I know there are a million examples of movies, books, and TV shows that do not have fidelity (on Friends, did anybody wonder how Rachel-the-waitress or Phoebe-the-often-unemployed afforded designer clothes and big, gorgeous apartments?).

What are some of the worst examples you've seen?

Do you agree that fidelity and reality are two separable concepts?

Can you believe a story, despite it not having fidelity? 

Tuesday, January 1, 2013


Reading everyone's end-of-the-year/beginning-of-the-year posts made me feel more than a little... insignificant.

I had a good year in 2012. I read a lot of books. I wrote a book. I wrote a first draft of a second book. I had a lot (LOT) of personal stuff happen too, some of which I've shared here on this blog, some of which I haven't.

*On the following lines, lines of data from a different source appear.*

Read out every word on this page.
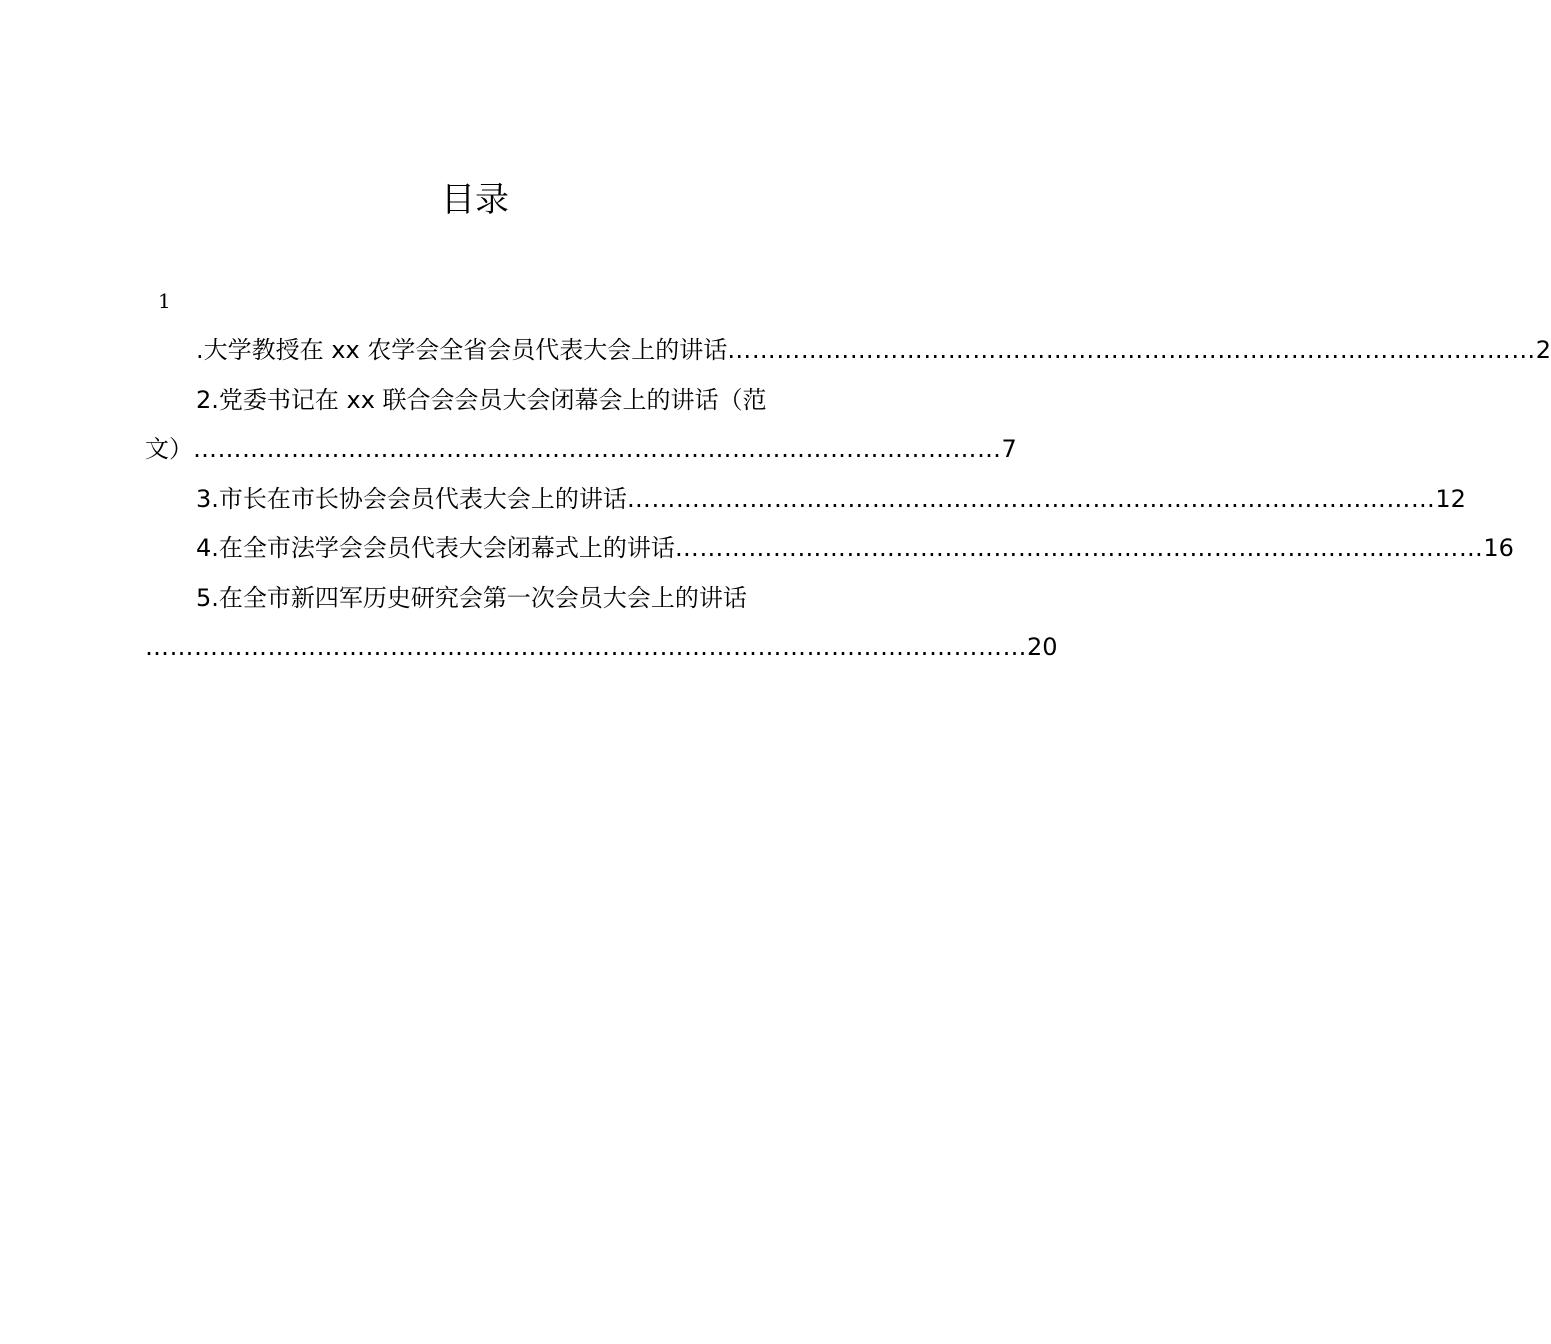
目录
1
.大学教授在 xx 农学会全省会员代表大会上的讲话 ……………………………………………………………………………………… 2
2.党委书记在 xx 联合会会员大会闭幕会上的讲话（范
文） ……………………………………………………………………………………… 7
3.市长在市长协会会员代表大会上的讲话 ……………………………………………………………………………………… 12
4.在全市法学会会员代表大会闭幕式上的讲话 ……………………………………………………………………………………… 16
5.在全市新四军历史研究会第一次会员大会上的讲话
……………………………………………………………………………………………… 20
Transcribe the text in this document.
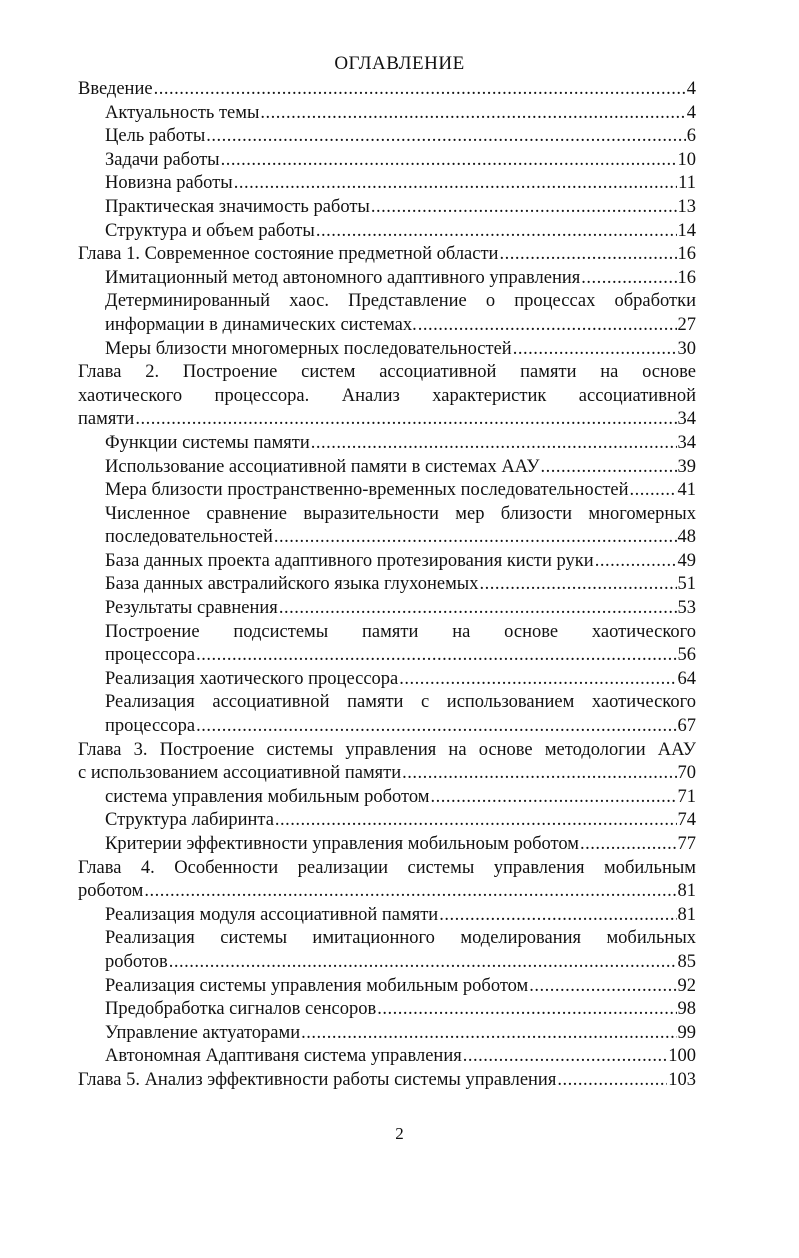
ОГЛАВЛЕНИЕ
Введение .....	4
Актуальность темы .....	4
Цель работы .....	6
Задачи работы .....	10
Новизна работы .....	11
Практическая значимость работы .....	13
Структура и объем работы .....	14
Глава 1. Современное состояние предметной области .....	16
Имитационный метод автономного адаптивного управления .....	16
Детерминированный хаос. Представление о процессах обработки
информации в динамических системах. .....	27
Меры близости многомерных последовательностей .....	30
Глава 2. Построение систем ассоциативной памяти на основе
хаотического процессора. Анализ характеристик ассоциативной
памяти .....	34
Функции системы памяти .....	34
Использование ассоциативной памяти в системах ААУ .....	39
Мера близости пространственно-временных последовательностей .....	41
Численное сравнение выразительности мер близости многомерных
последовательностей .....	48
База данных проекта адаптивного протезирования кисти руки .....	49
База данных австралийского языка глухонемых .....	51
Результаты сравнения .....	53
Построение подсистемы памяти на основе хаотического
процессора .....	56
Реализация хаотического процессора .....	64
Реализация ассоциативной памяти с использованием хаотического
процессора .....	67
Глава 3. Построение системы управления на основе методологии ААУ
с использованием ассоциативной памяти .....	70
система управления мобильным роботом .....	71
Структура лабиринта .....	74
Критерии эффективности управления мобильноым роботом .....	77
Глава 4. Особенности реализации системы управления мобильным
роботом .....	81
Реализация модуля ассоциативной памяти .....	81
Реализация системы имитационного моделирования мобильных
роботов .....	85
Реализация системы управления мобильным роботом .....	92
Предобработка сигналов сенсоров .....	98
Управление актуаторами .....	99
Автономная Адаптиваня система управления .....	100
Глава 5. Анализ эффективности работы системы управления .....	103
2
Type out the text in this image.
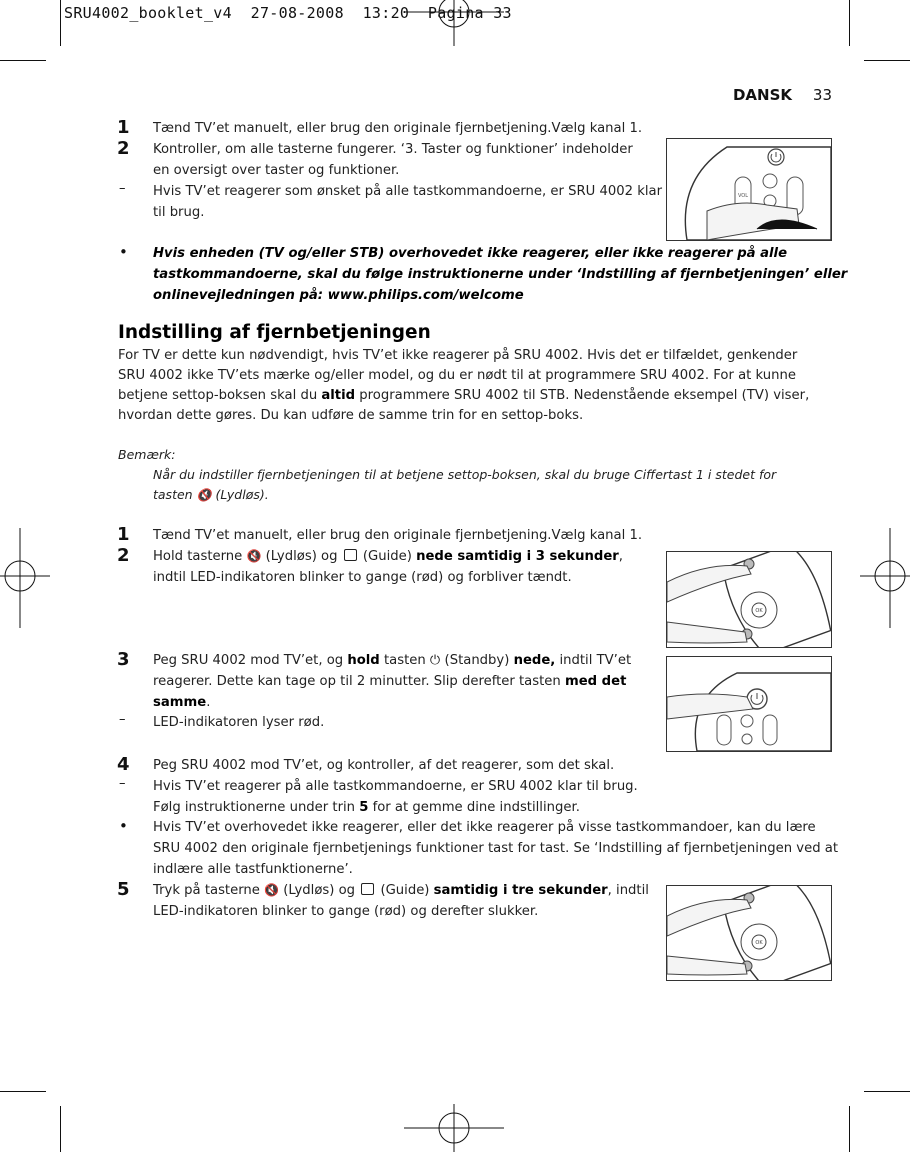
SRU4002_booklet_v4  27-08-2008  13:20  Pagina 33
DANSK 33
1 Tænd TV’et manuelt, eller brug den originale fjernbetjening.Vælg kanal 1.
2 Kontroller, om alle tasterne fungerer. ‘3. Taster og funktioner’ indeholder
en oversigt over taster og funktioner.
– Hvis TV’et reagerer som ønsket på alle tastkommandoerne, er SRU 4002 klar
til brug.
• Hvis enheden (TV og/eller STB) overhovedet ikke reagerer, eller ikke reagerer på alle
tastkommandoerne, skal du følge instruktionerne under ‘Indstilling af fjernbetjeningen’ eller
onlinevejledningen på: www.philips.com/welcome
VOL
Indstilling af fjernbetjeningen
For TV er dette kun nødvendigt, hvis TV’et ikke reagerer på SRU 4002. Hvis det er tilfældet, genkender
SRU 4002 ikke TV’ets mærke og/eller model, og du er nødt til at programmere SRU 4002. For at kunne
betjene settop-boksen skal du altid programmere SRU 4002 til STB. Nedenstående eksempel (TV) viser,
hvordan dette gøres. Du kan udføre de samme trin for en settop-boks.
Bemærk:
Når du indstiller fjernbetjeningen til at betjene settop-boksen, skal du bruge Ciffertast 1 i stedet for
tasten 🔇 (Lydløs).
1 Tænd TV’et manuelt, eller brug den originale fjernbetjening.Vælg kanal 1.
2 Hold tasterne 🔇 (Lydløs) og  (Guide) nede samtidig i 3 sekunder,
indtil LED-indikatoren blinker to gange (rød) og forbliver tændt.
OK
3 Peg SRU 4002 mod TV’et, og hold tasten ⏻ (Standby) nede, indtil TV’et
reagerer. Dette kan tage op til 2 minutter. Slip derefter tasten med det
samme.
– LED-indikatoren lyser rød.
4 Peg SRU 4002 mod TV’et, og kontroller, af det reagerer, som det skal.
– Hvis TV’et reagerer på alle tastkommandoerne, er SRU 4002 klar til brug.
Følg instruktionerne under trin 5 for at gemme dine indstillinger.
• Hvis TV’et overhovedet ikke reagerer, eller det ikke reagerer på visse tastkommandoer, kan du lære
SRU 4002 den originale fjernbetjenings funktioner tast for tast. Se ‘Indstilling af fjernbetjeningen ved at
indlære alle tastfunktionerne’.
5 Tryk på tasterne 🔇 (Lydløs) og  (Guide) samtidig i tre sekunder, indtil
LED-indikatoren blinker to gange (rød) og derefter slukker.
OK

I read 70 books - by the skin of my teeth - and wrote one and a half. And I read fast. And type fast. So I felt like I was doing pretty well.

Then I read everybody else's lists. Everybody else read eighty, ninety, a hundred, two hundred, three hundred books (no exaggeration). They wrote five books, ten books, twelve books. They published six books, in three different markets.

This coming year I have a goal to read 70 books again. And to write two books. I hope to have one in pre-publication and one with an agent by the end of the year.

Then I read everybody else's goals. To write five books. Publish ten books.

You get the idea.

But one person put a non-book related goal on her list.

She wanted to spend time with her family. She wasn't sure she had done a single family-centered activity last year.

And then I got it.

I'm a wife, a mother, a homeschooling parent. I am all of these things before I am a writer. I may not have written as much as you, but I took my kids to Disneyworld nine times this year. I took them to the science center. The pool. The beach. The playground (oh, the number of playgrounds we've seen this year!). The dinosaur museum. The zoo. The splashpads, the playplaces. We've wrestled and built forts and Lego castles and puppet stages.

I'm living outside my books, too.

So I'm okay with my goals. They're smaller than yours. But that's my idea of balance.